## Installing Required Libraries

The Jupyter environment does not come pre-installed with the necessary library below. Nevertheless, if you are using this notebook in an alternate Jupyter environment, you will be required to install these library. To do so, simply uncomment the code cell below by removing the '#' sign before '!pip'.

By default, Jupyter Notebook doesn’t support Plotly’s interactive features out of the box. To enable these features, we need to install the jupyterlab-plotly extension for Jupyter Notebook.

In [None]:
#!pip install prophet
#!pip install plotly
# Note: If your environment doesn't support "!mamba install", use "!pip install"

## Importing Required Libraries

In [None]:
import pandas as pd
from prophet import Prophet
from matplotlib import pyplot
from matplotlib.pyplot import figure
from sklearn.metrics import mean_absolute_error
import plotly.express as px
import plotly.graph_objects as go

## Read .csv File

Read a comma-seperated values (csv) file into DataFrame.
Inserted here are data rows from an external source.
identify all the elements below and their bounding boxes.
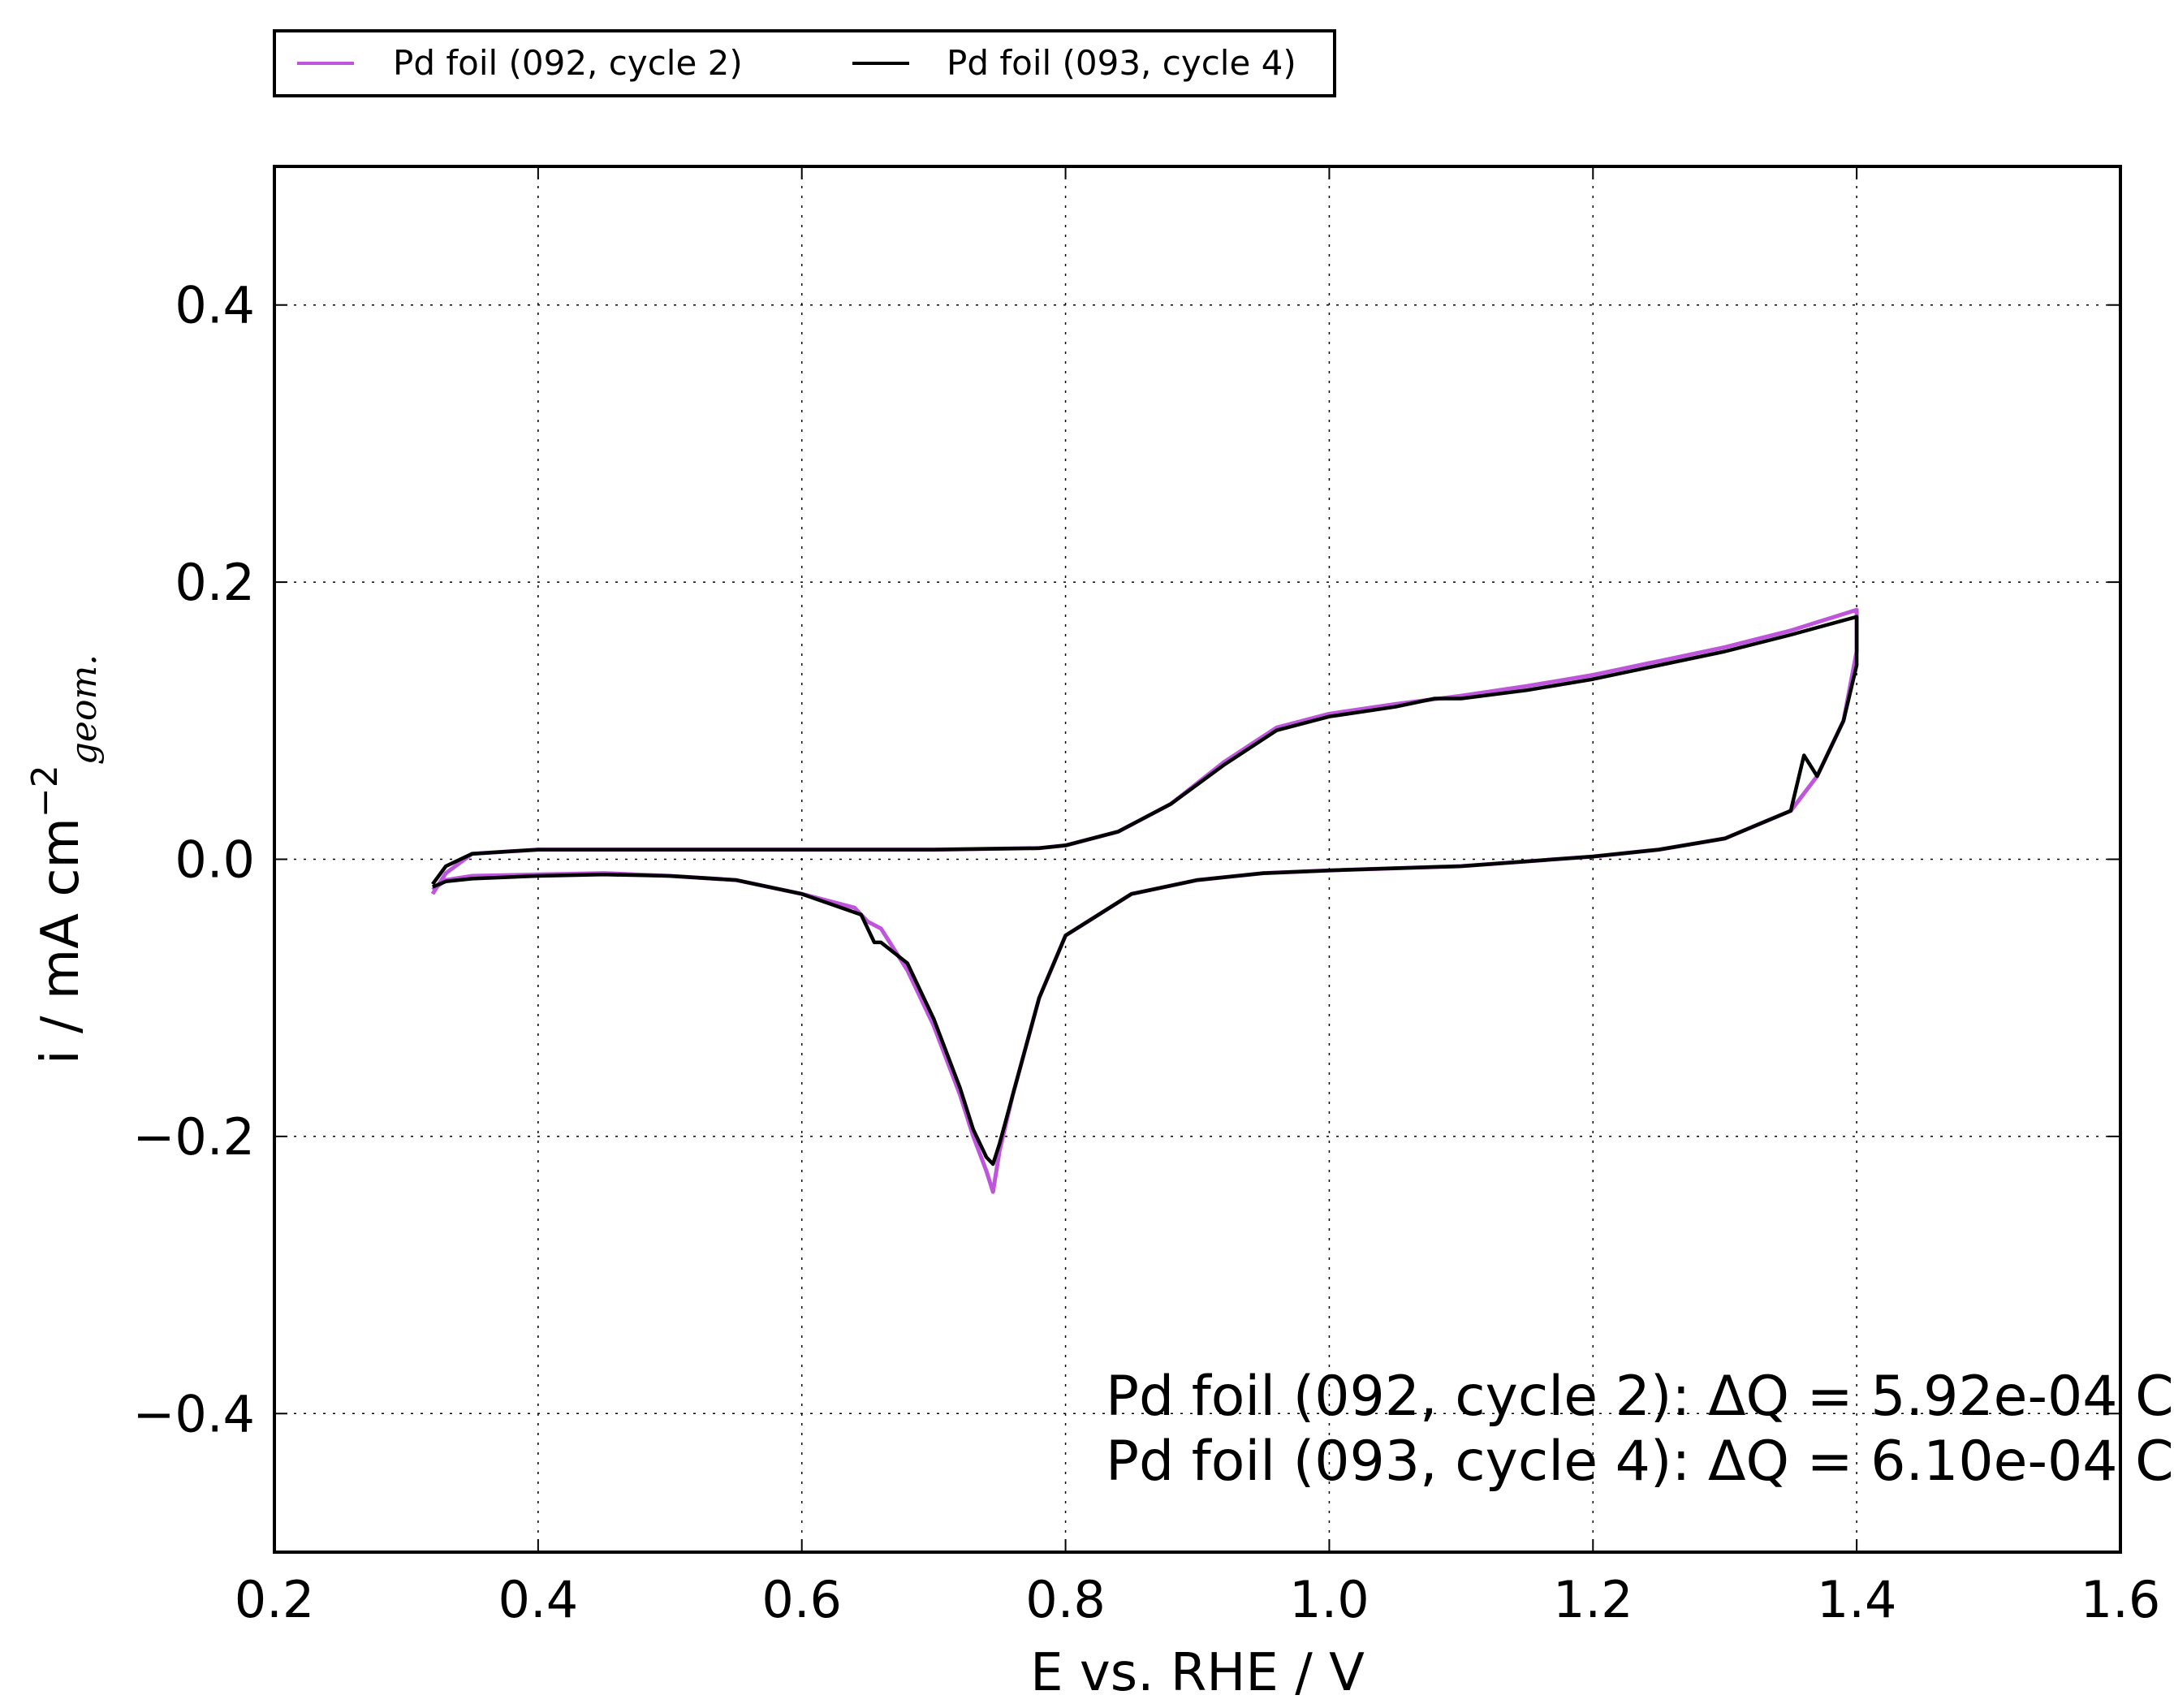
series-line-2 xyxy=(431,615,1859,1167)
x-axis-label: E vs. RHE / V xyxy=(1030,1643,1365,1703)
grid xyxy=(274,166,2120,1552)
x-tick-label: 0.8 xyxy=(1025,1570,1106,1629)
legend: Pd foil (092, cycle 2) Pd foil (093, cyc… xyxy=(273,29,1336,97)
y-axis-label: i / mA cm−2geom. xyxy=(24,654,105,1064)
legend-label-series-2: Pd foil (093, cycle 4) xyxy=(947,43,1296,83)
x-tick-label: 0.6 xyxy=(761,1570,842,1629)
x-tick-label: 1.6 xyxy=(2081,1570,2161,1629)
legend-label-series-1: Pd foil (092, cycle 2) xyxy=(393,43,743,83)
y-tick-label: 0.2 xyxy=(175,553,255,612)
tick-labels: 0.2 0.4 0.6 0.8 1.0 1.2 1.4 1.6 −0.4 −0.2 0.0 0.2 0.… xyxy=(132,276,2160,1629)
y-axis-label-main: i / mA cm xyxy=(31,817,91,1064)
y-tick-label: 0.0 xyxy=(175,830,255,890)
y-axis-label-sup: −2 xyxy=(24,765,66,817)
charge-annotations: Pd foil (092, cycle 2): ΔQ = 5.92e-04 C … xyxy=(1106,1365,2174,1494)
x-tick-label: 1.0 xyxy=(1289,1570,1370,1629)
x-tick-label: 1.2 xyxy=(1553,1570,1633,1629)
x-tick-label: 0.2 xyxy=(235,1570,315,1629)
y-tick-label: −0.4 xyxy=(132,1384,255,1443)
x-tick-label: 0.4 xyxy=(498,1570,579,1629)
series-lines xyxy=(430,607,1859,1194)
y-tick-label: 0.4 xyxy=(175,276,255,335)
annotation-series-1-charge: Pd foil (092, cycle 2): ΔQ = 5.92e-04 C xyxy=(1106,1365,2174,1429)
y-axis-label-sub: geom. xyxy=(63,654,105,765)
x-tick-label: 1.4 xyxy=(1817,1570,1897,1629)
y-tick-label: −0.2 xyxy=(132,1107,255,1167)
axis-ticks xyxy=(274,166,2121,1552)
annotation-series-2-charge: Pd foil (093, cycle 4): ΔQ = 6.10e-04 C xyxy=(1106,1430,2174,1494)
legend-box xyxy=(273,29,1336,97)
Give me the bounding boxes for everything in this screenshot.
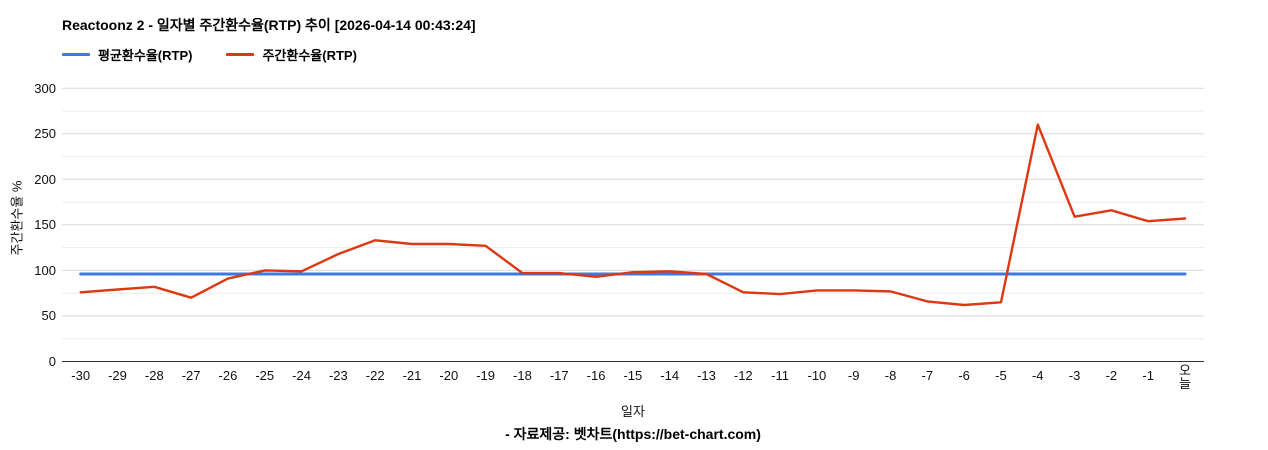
x-tick-label: -26 (218, 368, 238, 383)
x-tick-label: -14 (660, 368, 680, 383)
x-tick-label: -20 (439, 368, 459, 383)
x-tick-label: -10 (807, 368, 827, 383)
x-tick-label: -12 (733, 368, 753, 383)
x-tick-label: -7 (921, 368, 934, 383)
x-tick-label: -2 (1105, 368, 1118, 383)
x-tick-label: -23 (328, 368, 348, 383)
legend-line-swatch (226, 53, 255, 56)
weekly-rtp-line (79, 123, 1187, 307)
chart-title: Reactoonz 2 - 일자별 주간환수율(RTP) 추이 [2026-04… (62, 17, 476, 33)
y-tick-label: 0 (48, 354, 56, 369)
x-tick-label: -6 (958, 368, 970, 383)
y-tick-label: 100 (34, 262, 56, 278)
x-tick-label: -15 (623, 368, 643, 383)
legend-label: 주간환수율(RTP) (262, 48, 357, 63)
x-tick-label: -9 (847, 368, 860, 383)
x-tick-label: -25 (255, 368, 275, 383)
y-tick-label: 150 (34, 217, 56, 233)
legend: 평균환수율(RTP) 주간환수율(RTP) (62, 45, 357, 64)
y-tick-label: 300 (34, 80, 56, 96)
x-tick-label: -8 (884, 368, 897, 383)
x-tick-label: -1 (1142, 368, 1154, 383)
x-tick-label: -11 (771, 368, 789, 383)
x-tick-label: -30 (71, 368, 91, 383)
x-tick-label: -28 (144, 368, 164, 383)
x-tick-label: -27 (181, 368, 201, 383)
x-tick-label: -3 (1068, 368, 1081, 383)
y-tick-label: 250 (34, 126, 56, 142)
y-tick-label: 50 (41, 308, 56, 324)
x-tick-label: -18 (513, 368, 532, 383)
x-tick-label: -16 (586, 368, 606, 383)
chart-canvas (62, 87, 1204, 362)
x-tick-label: -29 (108, 368, 127, 383)
legend-label: 평균환수율(RTP) (98, 48, 193, 63)
x-tick-label: -13 (697, 368, 716, 383)
x-axis-title: 일자 (621, 404, 645, 419)
footer-source-credit: - 자료제공: 벳차트(https://bet-chart.com) (505, 426, 761, 442)
x-tick-label: -21 (402, 368, 422, 383)
x-tick-label: -19 (476, 368, 496, 383)
x-tick-label: -24 (292, 368, 311, 383)
x-tick-label: -5 (995, 368, 1007, 383)
legend-item-1: 주간환수율(RTP) (226, 45, 357, 64)
plot-area (62, 87, 1204, 363)
x-tick-label: -4 (1031, 368, 1044, 383)
x-tick-label: -22 (365, 368, 385, 383)
x-tick-label: -17 (549, 368, 569, 383)
y-tick-label: 200 (34, 171, 56, 187)
legend-item-0: 평균환수율(RTP) (62, 45, 192, 64)
legend-line-swatch (62, 53, 90, 56)
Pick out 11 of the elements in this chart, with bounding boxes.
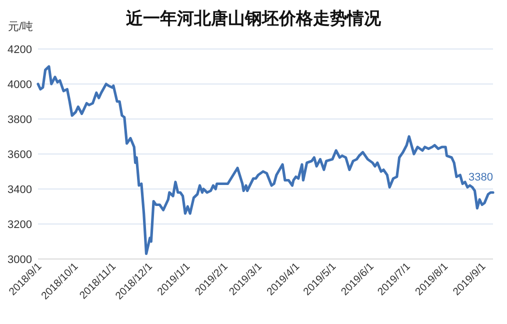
y-tick-label: 4000 — [8, 79, 32, 91]
chart-title: 近一年河北唐山钢坯价格走势情况 — [125, 9, 382, 28]
y-tick-label: 3200 — [8, 219, 32, 231]
y-tick-label: 3400 — [8, 184, 32, 196]
y-tick-label: 4200 — [8, 44, 32, 56]
line-series — [36, 65, 494, 256]
annotation: 3380 — [468, 172, 493, 184]
y-tick-label: 3000 — [8, 254, 32, 266]
y-axis-title: 元/吨 — [8, 20, 34, 33]
y-tick-label: 3600 — [8, 149, 32, 161]
y-tick-label: 3800 — [8, 114, 32, 126]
This code disables SSL certificate validation for HTTPS requests, allowing you to proceed without certificate checks. Remember that this approach should be used sparingly and only when you are confident about the safety and trustworthiness of the data source. In production environments, it's essential to prioritize security and maintain proper SSL certificate validation.

In [None]:
#To bypass SSL verification in Jupyter Notebook script
import ssl
ssl._create_default_https_context = ssl._create_unverified_context

The dataset contains Turkish characters encoded with ISO 8859-9, often referred to as "Latin 5." ISO 8859-9 is similar to Latin 1 encoding but includes specific modifications to accommodate the Turkish language's unique character requirements.

In [42]:
# Specify the path to the CSV file and the encoding
csv_file_path = '/Users/rafetbatuhanemek/Desktop/TimeSeriesAnalysis-WithProphet/data/RealTimeConsumption-01092020-01092023.csv'
csv_encoding = 'latin5'  # or 'ISO-8859-9'

In [43]:
# Read the CSV file into a DataFrame with the specified encoding
df = pd.read_csv(csv_file_path, encoding=csv_encoding)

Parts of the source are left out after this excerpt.